Jun 19, 2018 Philip Burgess
Fraudsters specialize in duplicity, and when identity theft is the aim, they seek out every available resource to accomplish their malicious agendas. Last year, they hit pay dirt on a frighteningly high number of occasions, a cautionary tale signaling to business owners and consumers about the importance of due diligence.
Approximately 16.7 million Americans in 2017 were victimized by identity fraud, according to analysis conducted by Javelin Strategy & Research. Up from 15.4 million in 2016, identity fraud has risen on a year-over-year basis five times in the last six years, based on Javelin's research.
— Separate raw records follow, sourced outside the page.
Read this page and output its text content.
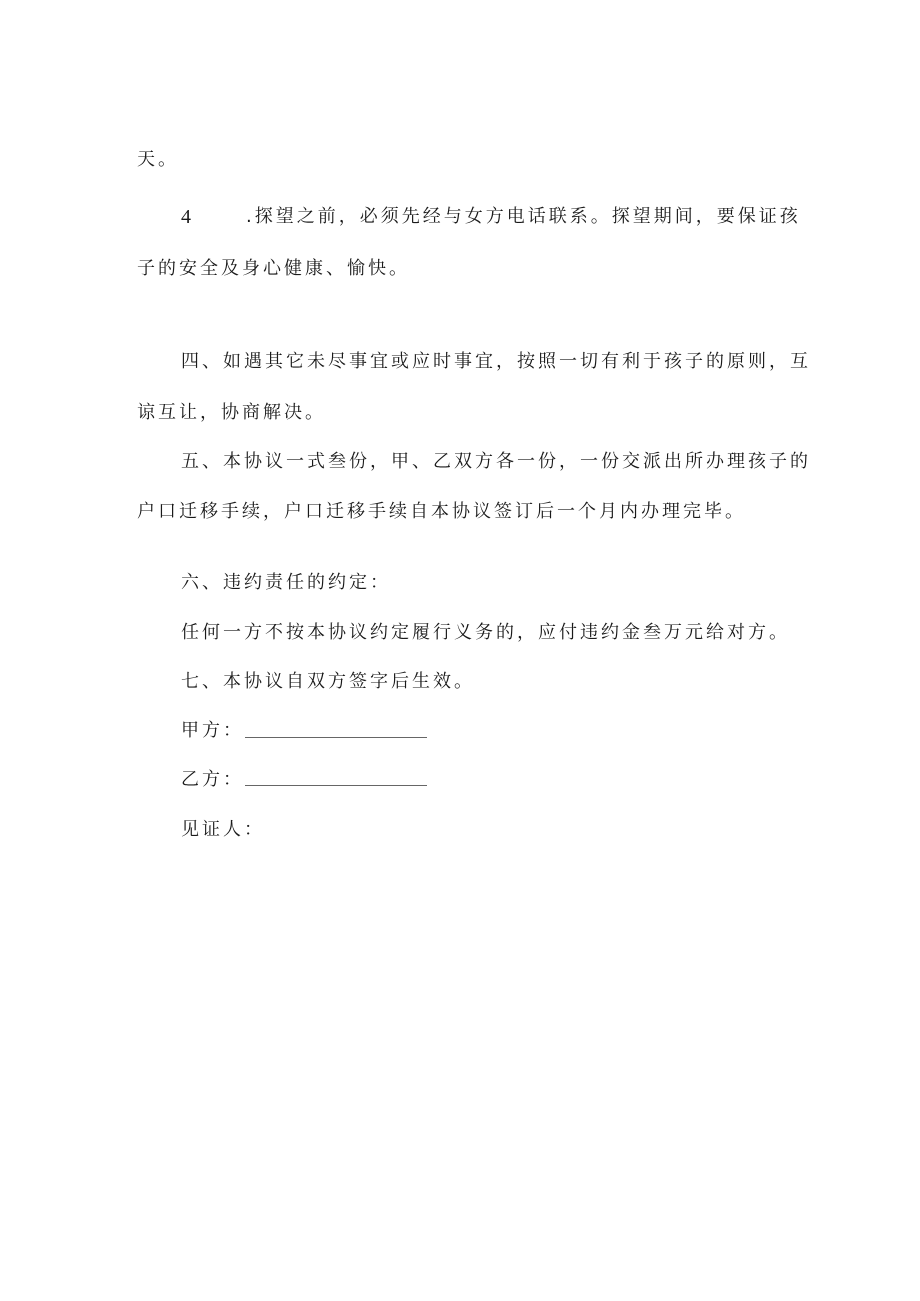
天。
4	.探望之前，必须先经与女方电话联系。探望期间，要保证孩
子的安全及身心健康、愉快。
四、如遇其它未尽事宜或应时事宜，按照一切有利于孩子的原则，互
谅互让，协商解决。
五、本协议一式叁份，甲、乙双方各一份，一份交派出所办理孩子的
户口迁移手续，户口迁移手续自本协议签订后一个月内办理完毕。
六、违约责任的约定：
任何一方不按本协议约定履行义务的，应付违约金叁万元给对方。
七、本协议自双方签字后生效。
甲方：
乙方：
见证人：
Financial losses topped $16.5 billion
The amount of money people have lost to identity fraud also rose in 2017. Indeed, it cost the people victimized nearly $17 billion, up from $16.2 billion the prior year and $15.5 billion in 2015.
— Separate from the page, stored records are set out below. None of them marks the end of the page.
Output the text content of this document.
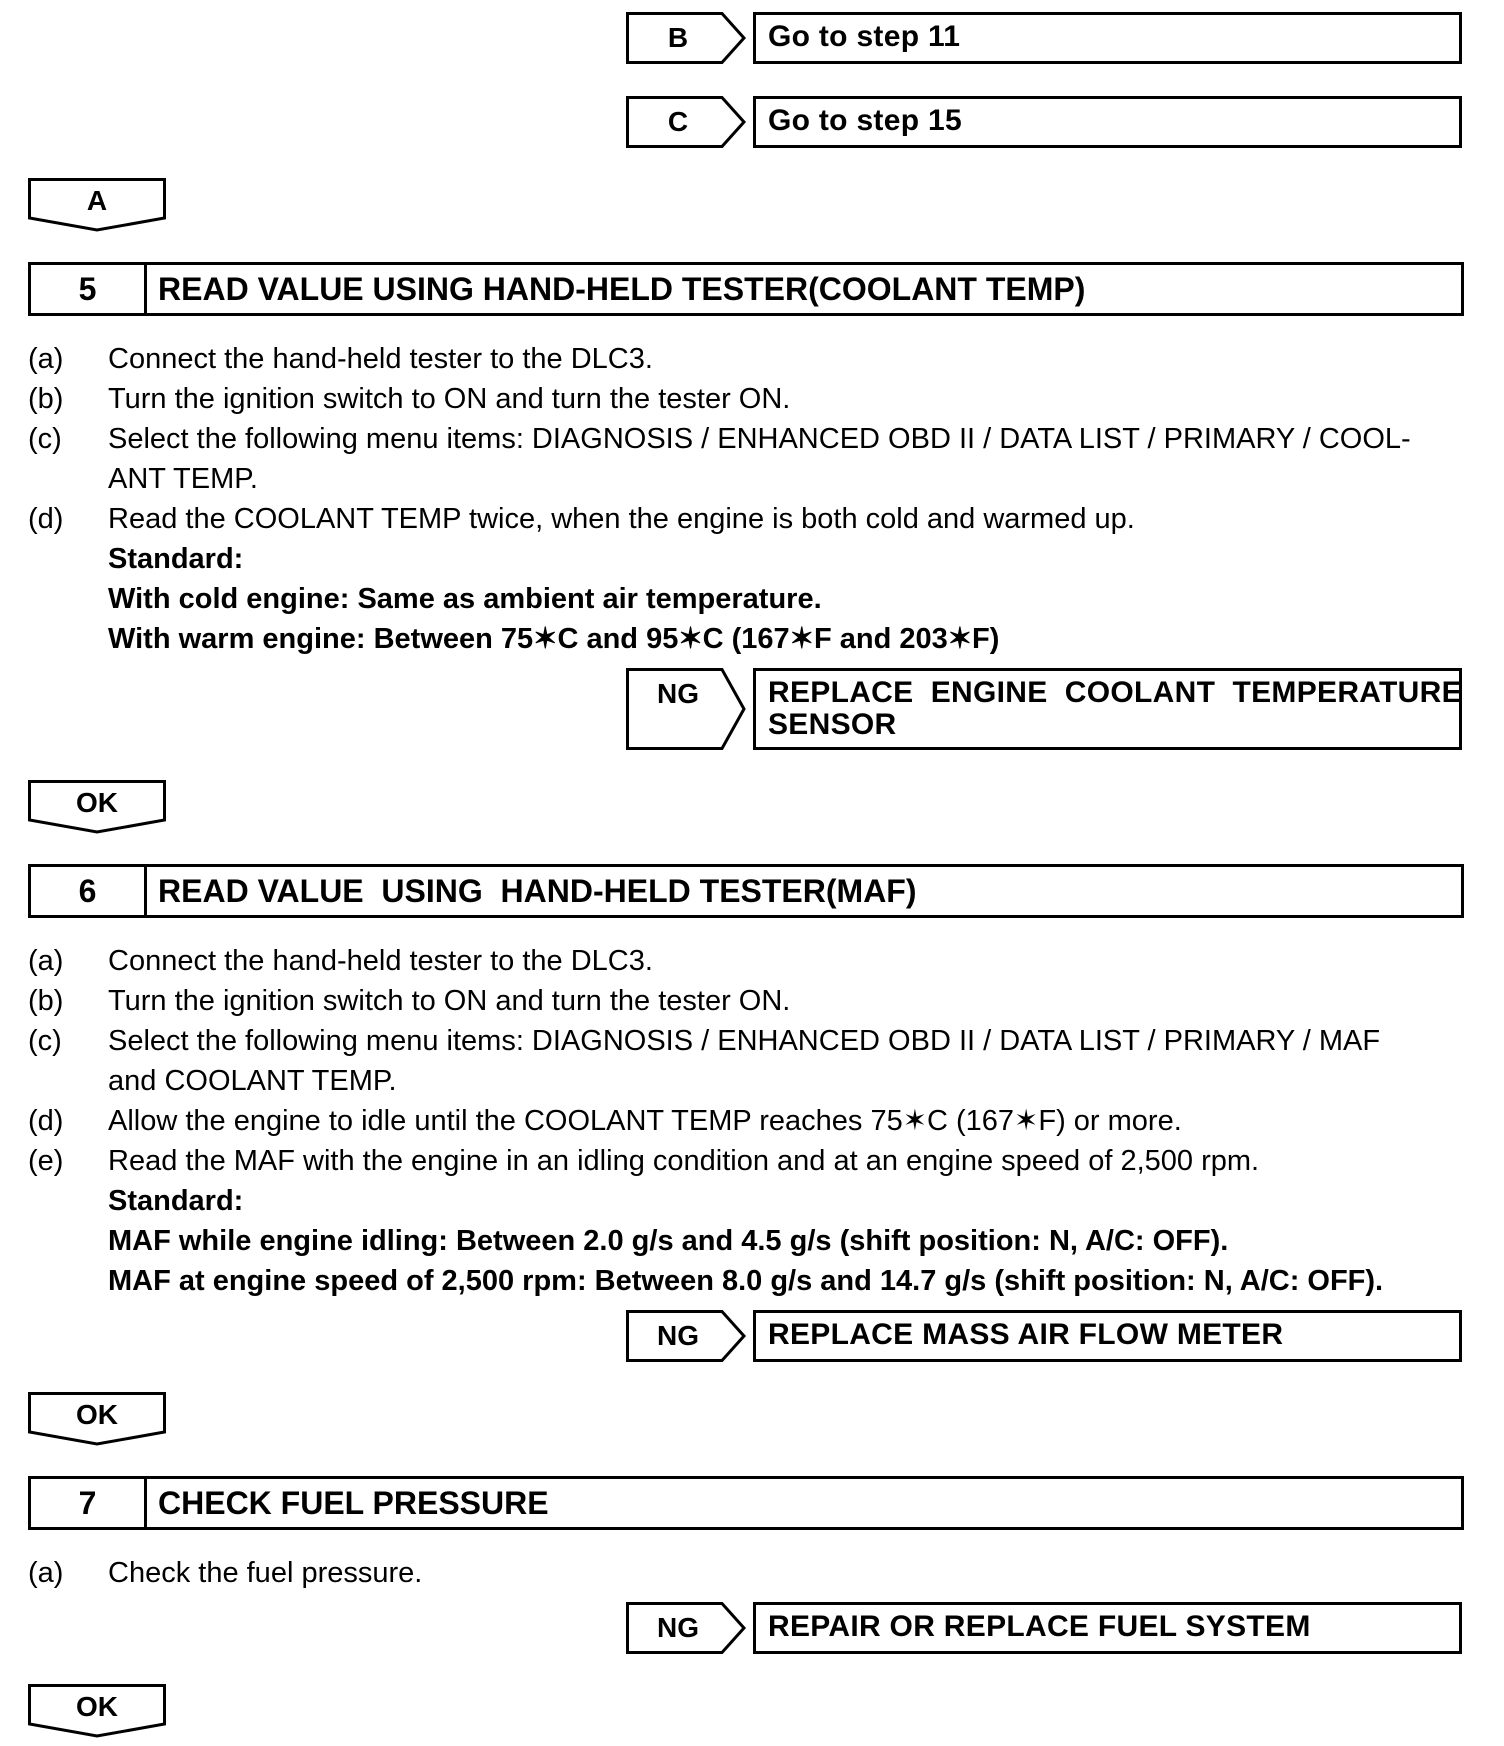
B	Go to step 11
C	Go to step 15
A
5	READ VALUE USING HAND-HELD TESTER(COOLANT TEMP)
(a) Connect the hand-held tester to the DLC3.
(b) Turn the ignition switch to ON and turn the tester ON.
(c) Select the following menu items: DIAGNOSIS / ENHANCED OBD II / DATA LIST / PRIMARY / COOL-
ANT TEMP.
(d) Read the COOLANT TEMP twice, when the engine is both cold and warmed up.
Standard:
With cold engine: Same as ambient air temperature.
With warm engine: Between 75✶C and 95✶C (167✶F and 203✶F)
NG	REPLACE  ENGINE  COOLANT  TEMPERATURE
SENSOR
OK
6	READ VALUE  USING  HAND-HELD TESTER(MAF)
(a) Connect the hand-held tester to the DLC3.
(b) Turn the ignition switch to ON and turn the tester ON.
(c) Select the following menu items: DIAGNOSIS / ENHANCED OBD II / DATA LIST / PRIMARY / MAF
and COOLANT TEMP.
(d) Allow the engine to idle until the COOLANT TEMP reaches 75✶C (167✶F) or more.
(e) Read the MAF with the engine in an idling condition and at an engine speed of 2,500 rpm.
Standard:
MAF while engine idling: Between 2.0 g/s and 4.5 g/s (shift position: N, A/C: OFF).
MAF at engine speed of 2,500 rpm: Between 8.0 g/s and 14.7 g/s (shift position: N, A/C: OFF).
NG	REPLACE MASS AIR FLOW METER
OK
7	CHECK FUEL PRESSURE
(a) Check the fuel pressure.
NG	REPAIR OR REPLACE FUEL SYSTEM
OK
Al Pascual, Javelin Strategy & Research senior vice president and research director of the firm's fraud and security division, noted these criminals are constantly refining their strategies to outmaneuver what security systems may already be in place.
"2017 was a runaway year for fraudsters, and with the amount of valid information they have on consumers, their attacks are just getting more complex," Pascual explained. "Fraudsters are growing more sophisticated in response to industry's efforts to implement better security."
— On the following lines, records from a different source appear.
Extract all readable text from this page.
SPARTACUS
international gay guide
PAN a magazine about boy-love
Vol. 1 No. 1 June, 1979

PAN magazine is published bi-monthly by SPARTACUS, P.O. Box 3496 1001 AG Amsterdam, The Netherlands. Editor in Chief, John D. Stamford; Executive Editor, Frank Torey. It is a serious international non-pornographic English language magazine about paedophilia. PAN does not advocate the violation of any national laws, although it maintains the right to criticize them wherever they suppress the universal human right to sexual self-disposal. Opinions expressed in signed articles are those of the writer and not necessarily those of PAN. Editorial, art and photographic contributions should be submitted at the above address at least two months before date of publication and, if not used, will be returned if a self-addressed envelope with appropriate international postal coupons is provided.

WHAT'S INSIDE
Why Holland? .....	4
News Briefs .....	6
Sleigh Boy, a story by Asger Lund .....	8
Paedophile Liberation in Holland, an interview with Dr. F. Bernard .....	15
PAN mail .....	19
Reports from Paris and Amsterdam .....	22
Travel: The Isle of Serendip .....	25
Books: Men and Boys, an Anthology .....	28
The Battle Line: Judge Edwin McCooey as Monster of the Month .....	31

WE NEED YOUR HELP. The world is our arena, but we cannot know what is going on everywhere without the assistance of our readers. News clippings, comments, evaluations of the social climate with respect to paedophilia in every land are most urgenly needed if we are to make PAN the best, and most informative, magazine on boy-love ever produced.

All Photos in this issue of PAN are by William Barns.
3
"Social Security numbers were targeted more than any other ID source."
From debit card information to credit card specifics, contactless payments to online portals, identity thieves have a variety of opportunities to steal consumers' highly sensitive information. And for the first time on record, Social Security numbers were targeted more than any other identification source, more so than even credit card data last year, Javelin found.
Another avenue fraudsters successfully pursued was account takeover. Compared to 2016, account takeovers tripled to a four-year high, resulting in financial losses of $5.1 billion, according to the analysis done by Javelin. That's a growth rate of 120 percent over the 12-month period.
90 percent of businesses worldwide adversely affected by data breaches
Businesses are also in fraudsters' crosshairs because many have databases that keep consumer records on file for faster transactions and processing. But companies, of course, have their own personal "eyes-only" data that can lead to financial ruin when it gets in the wrong hands. According to Kaspersky Lab, 90 percent of businesses globally have encountered at least once data security incident. Additionally, almost half - 46 percent - wound up losing sensitive data to these attacks, with third-party failure the most expensive form, ahead of fraud by employees and cyber espionage.
Pascual warned that the days of conducting transactions and engaging in online activity unprotected are over.
"Fortunately, there are a variety of digital tools to stay better informed on the status of their identities and accounts, and to ultimately stay better protected, Pascual advised.
"Two-factor authentification can serve as a smart security strategy."
Some of the more reliable strategies, which can be effective for business owners as well, include enabling two-factor authentication, securing all mobile devices with encryption technology and putting freezes on debit and credit cards if they're ever stolen. Security experts at Javelin also suggest implementing a credit freeze with all three credit bureaus, those being TransUnion, Equifax and Experian. There may be a fee to get this done, but it's usually no more than $20 with each bureau.